The exception was reliability, where 79% of those concerned had encountered it directly. Anyone who has watched a confident chatbot hallucinate a citation will recognise that statistic.

A geography of aspiration

The regional data is where the study shifts from interesting to genuinely useful. AI sentiment was majority-positive everywhere, no country dipping below 60%, but the texture varied. In Sub-Saharan Africa, Central Asia, and South Asia, respondents were least likely to voice concerns and most likely to frame AI as an equaliser.

An entrepreneur in Cameroon described reaching professional competence in cybersecurity, UX design, marketing, and project management simultaneously, because in a tech-disadvantaged country, he could not afford many failures. An entrepreneur in Uganda explained that without being based in the US or UK, AI may be his only way to compete.

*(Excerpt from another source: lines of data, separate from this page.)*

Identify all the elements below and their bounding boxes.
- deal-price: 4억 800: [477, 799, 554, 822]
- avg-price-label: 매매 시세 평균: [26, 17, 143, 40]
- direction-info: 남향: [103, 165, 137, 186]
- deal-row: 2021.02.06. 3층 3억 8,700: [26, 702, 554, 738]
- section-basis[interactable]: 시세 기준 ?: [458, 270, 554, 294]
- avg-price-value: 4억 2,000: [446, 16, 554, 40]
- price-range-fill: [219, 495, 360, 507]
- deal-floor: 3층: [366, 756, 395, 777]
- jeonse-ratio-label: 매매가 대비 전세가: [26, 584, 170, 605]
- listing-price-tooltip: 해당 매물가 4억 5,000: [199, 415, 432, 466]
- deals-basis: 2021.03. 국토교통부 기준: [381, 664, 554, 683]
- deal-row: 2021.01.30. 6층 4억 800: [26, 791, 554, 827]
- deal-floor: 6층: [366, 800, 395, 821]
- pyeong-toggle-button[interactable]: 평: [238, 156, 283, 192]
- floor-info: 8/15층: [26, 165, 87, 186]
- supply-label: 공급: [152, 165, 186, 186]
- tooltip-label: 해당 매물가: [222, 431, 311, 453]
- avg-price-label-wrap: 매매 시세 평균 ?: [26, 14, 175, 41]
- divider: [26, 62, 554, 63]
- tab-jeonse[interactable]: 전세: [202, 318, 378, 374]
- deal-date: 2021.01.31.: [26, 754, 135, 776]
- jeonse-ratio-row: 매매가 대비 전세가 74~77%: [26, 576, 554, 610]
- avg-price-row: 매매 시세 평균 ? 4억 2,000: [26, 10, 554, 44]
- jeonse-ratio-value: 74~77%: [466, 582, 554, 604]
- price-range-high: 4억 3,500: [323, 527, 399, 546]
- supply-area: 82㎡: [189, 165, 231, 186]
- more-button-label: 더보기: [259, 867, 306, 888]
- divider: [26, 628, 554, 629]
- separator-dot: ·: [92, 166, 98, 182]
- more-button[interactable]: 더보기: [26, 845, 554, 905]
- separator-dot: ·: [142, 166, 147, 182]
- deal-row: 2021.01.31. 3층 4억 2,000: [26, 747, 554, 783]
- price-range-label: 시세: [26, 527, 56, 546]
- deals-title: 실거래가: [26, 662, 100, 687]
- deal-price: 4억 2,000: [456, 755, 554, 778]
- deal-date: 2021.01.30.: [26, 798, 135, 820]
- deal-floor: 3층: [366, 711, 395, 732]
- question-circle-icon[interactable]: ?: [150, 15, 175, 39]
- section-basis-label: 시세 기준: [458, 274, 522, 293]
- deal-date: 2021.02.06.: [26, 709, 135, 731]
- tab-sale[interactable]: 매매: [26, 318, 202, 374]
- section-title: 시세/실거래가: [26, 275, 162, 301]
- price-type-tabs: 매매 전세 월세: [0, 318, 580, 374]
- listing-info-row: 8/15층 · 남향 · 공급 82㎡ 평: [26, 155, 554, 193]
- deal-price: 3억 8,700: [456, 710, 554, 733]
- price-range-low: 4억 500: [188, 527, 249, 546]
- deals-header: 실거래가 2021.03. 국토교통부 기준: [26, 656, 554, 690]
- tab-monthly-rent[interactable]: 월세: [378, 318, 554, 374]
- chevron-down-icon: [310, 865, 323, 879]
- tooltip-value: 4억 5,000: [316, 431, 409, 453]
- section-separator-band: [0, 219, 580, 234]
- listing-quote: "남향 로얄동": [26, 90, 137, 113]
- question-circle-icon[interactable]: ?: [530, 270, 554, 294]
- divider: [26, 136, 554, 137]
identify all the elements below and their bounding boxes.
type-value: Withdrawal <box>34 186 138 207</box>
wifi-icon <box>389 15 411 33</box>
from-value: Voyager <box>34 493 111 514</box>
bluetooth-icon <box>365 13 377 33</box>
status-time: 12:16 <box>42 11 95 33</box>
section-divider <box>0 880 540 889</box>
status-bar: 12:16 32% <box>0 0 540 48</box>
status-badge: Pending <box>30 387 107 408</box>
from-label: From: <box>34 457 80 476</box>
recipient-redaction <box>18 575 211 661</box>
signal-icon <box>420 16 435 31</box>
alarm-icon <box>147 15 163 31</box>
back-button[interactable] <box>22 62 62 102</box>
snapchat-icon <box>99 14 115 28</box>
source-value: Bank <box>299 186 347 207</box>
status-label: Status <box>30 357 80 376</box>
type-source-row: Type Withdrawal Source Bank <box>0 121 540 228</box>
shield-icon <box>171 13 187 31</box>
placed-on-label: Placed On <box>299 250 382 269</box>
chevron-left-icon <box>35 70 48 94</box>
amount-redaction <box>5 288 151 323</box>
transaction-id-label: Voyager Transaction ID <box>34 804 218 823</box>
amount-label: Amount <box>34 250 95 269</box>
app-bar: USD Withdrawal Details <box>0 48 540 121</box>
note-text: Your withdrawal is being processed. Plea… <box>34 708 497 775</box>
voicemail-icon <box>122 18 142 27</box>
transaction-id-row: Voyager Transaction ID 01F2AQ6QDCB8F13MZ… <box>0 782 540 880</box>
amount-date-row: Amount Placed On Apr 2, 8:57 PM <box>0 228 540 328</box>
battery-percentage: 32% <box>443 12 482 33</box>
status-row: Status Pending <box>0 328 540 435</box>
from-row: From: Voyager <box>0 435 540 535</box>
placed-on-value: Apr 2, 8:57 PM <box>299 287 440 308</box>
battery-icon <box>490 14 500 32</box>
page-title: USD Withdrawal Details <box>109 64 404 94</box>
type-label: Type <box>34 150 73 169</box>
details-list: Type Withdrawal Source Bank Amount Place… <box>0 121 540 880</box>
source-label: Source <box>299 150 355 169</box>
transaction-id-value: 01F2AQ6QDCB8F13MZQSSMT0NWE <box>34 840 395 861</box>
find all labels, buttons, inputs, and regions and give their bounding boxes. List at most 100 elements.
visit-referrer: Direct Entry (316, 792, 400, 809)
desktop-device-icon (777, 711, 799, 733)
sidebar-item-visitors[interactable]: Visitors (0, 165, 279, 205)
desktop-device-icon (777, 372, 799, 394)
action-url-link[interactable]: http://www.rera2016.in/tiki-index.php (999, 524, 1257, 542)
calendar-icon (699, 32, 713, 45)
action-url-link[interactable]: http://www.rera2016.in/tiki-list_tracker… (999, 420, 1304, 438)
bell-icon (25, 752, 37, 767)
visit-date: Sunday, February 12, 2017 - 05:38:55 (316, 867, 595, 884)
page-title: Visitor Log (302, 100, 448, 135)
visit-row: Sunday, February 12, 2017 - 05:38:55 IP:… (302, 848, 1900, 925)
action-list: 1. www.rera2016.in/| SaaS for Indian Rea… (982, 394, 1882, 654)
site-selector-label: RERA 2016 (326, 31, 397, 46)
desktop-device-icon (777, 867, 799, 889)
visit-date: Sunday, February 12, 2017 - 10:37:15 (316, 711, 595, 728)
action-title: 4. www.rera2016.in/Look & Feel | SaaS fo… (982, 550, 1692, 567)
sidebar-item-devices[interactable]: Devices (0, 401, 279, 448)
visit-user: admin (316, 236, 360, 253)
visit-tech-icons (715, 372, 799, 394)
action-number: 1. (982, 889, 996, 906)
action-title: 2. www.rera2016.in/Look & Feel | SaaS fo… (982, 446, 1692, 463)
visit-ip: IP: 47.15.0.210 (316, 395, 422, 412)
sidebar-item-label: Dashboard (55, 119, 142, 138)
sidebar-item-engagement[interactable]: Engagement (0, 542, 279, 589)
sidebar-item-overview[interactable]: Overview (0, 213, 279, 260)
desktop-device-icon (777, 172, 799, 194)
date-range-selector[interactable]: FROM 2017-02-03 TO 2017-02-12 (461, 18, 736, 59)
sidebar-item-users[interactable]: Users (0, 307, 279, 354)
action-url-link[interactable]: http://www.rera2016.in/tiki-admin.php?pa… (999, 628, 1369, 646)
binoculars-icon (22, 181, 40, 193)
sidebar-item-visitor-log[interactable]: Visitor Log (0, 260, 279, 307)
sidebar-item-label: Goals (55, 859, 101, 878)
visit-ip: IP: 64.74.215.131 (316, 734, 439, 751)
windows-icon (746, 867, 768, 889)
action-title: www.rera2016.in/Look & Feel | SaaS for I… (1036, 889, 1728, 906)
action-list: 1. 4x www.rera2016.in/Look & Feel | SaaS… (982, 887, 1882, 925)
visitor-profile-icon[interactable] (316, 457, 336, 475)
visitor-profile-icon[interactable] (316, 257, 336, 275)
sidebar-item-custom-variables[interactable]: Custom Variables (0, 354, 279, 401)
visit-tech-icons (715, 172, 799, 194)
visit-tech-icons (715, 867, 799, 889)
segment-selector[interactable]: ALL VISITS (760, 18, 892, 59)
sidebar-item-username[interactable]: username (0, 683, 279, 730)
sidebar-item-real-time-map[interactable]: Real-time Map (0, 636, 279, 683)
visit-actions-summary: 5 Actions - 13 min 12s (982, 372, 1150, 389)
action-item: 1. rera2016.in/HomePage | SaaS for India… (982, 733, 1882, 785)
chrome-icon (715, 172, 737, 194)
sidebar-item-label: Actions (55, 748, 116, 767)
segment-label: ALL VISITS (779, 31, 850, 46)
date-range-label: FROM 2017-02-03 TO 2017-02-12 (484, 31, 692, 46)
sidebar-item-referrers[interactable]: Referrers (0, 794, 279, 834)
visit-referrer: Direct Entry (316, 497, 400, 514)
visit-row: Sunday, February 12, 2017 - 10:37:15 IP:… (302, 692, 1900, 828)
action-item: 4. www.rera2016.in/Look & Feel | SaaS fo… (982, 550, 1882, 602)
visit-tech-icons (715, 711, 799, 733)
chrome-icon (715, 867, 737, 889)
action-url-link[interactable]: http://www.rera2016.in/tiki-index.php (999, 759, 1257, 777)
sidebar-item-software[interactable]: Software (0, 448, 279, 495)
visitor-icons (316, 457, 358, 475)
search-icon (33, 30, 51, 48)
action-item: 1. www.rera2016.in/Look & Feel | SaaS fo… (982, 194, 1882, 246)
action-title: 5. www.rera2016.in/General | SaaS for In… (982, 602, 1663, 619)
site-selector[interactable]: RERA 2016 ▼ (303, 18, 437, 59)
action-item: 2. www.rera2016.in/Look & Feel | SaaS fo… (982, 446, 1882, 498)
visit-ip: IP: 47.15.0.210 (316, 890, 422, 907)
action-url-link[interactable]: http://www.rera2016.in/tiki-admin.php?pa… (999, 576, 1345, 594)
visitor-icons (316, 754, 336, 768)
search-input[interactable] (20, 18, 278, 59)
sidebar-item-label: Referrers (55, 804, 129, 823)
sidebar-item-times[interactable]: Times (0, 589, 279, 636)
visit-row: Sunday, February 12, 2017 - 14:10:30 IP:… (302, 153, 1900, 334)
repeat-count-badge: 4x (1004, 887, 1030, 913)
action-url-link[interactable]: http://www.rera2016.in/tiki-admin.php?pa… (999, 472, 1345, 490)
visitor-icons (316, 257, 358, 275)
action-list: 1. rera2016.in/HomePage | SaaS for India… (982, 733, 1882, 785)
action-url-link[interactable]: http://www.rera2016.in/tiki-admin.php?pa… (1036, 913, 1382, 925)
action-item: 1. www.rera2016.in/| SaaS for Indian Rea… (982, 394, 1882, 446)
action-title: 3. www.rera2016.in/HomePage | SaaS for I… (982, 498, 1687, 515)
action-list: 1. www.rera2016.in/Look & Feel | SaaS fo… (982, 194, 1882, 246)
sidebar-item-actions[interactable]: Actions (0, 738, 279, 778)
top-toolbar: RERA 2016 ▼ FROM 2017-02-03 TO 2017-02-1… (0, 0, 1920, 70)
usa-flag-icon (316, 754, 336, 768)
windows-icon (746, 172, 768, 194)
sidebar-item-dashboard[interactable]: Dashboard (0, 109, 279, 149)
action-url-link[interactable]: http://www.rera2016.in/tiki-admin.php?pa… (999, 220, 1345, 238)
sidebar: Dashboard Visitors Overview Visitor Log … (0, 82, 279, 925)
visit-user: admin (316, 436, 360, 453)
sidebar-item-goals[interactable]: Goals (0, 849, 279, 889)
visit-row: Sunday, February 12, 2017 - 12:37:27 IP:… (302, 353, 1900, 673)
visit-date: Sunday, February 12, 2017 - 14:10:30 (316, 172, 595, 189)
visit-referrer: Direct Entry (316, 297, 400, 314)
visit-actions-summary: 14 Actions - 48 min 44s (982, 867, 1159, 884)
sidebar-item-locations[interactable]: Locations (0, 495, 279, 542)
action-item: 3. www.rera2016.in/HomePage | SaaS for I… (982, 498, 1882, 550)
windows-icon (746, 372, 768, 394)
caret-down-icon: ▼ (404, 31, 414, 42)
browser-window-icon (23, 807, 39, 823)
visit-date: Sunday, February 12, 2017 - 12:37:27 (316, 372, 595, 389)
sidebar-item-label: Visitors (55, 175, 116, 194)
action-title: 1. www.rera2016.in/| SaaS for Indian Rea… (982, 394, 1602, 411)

In Western Europe and North America, the mood was more guarded, with stronger concerns about governance, surveillance, and jobs. Concern about jobs and the economy, the strongest single predictor of overall AI sentiment, tracked closely with wealth. The pattern makes intuitive sense.

If you have a job worth protecting, AI looks like a threat. If you have never had fair access to the tools that might build one, AI looks like a door.

The mirror, and its distortions

The study has real limitations. These were active Claude users, not a representative sample. The interview asked about positive visions first. The interviewer was itself an AI product made by the company running the study. Anthropic acknowledges most of this.

What it does not dwell on is that the study's real contribution is methodological as much as substantive. Using AI to conduct qualitative interviews at a scale that was previously impossible, and then using AI to classify the results, is a genuinely new form of social science.

Cloud Research's Engage platform has been doing something similar for market research, and the approach is spreading. If it holds up under scrutiny, the implications extend beyond tech companies.

Imagine a government using AI interviewers to understand what citizens need from public services, in their own words, at the scale of a national census.

That future is closer than it sounds. And it arrives carrying the same duality the study itself describes: immense promise tangled with real risk, a technology that gives people voice and also, inevitably, shapes what they say.

But duality is not paralysis. The 81,000 people who spoke to Anthropic's interviewer were not frozen between hope and fear. They were navigating both, the way anyone does when something important is changing fast. And the thing they wanted most, the thread that ran through every region and every language, was not a feature. It was time: time to think, time to rest, time to be present with the people they love.

If there is a lesson in 81,000 open-ended conversations about artificial intelligence, it may be this: we are not as interested in the machine as we are in what the machine might give back to us.

And what we want back turns out to be startlingly, movingly simple.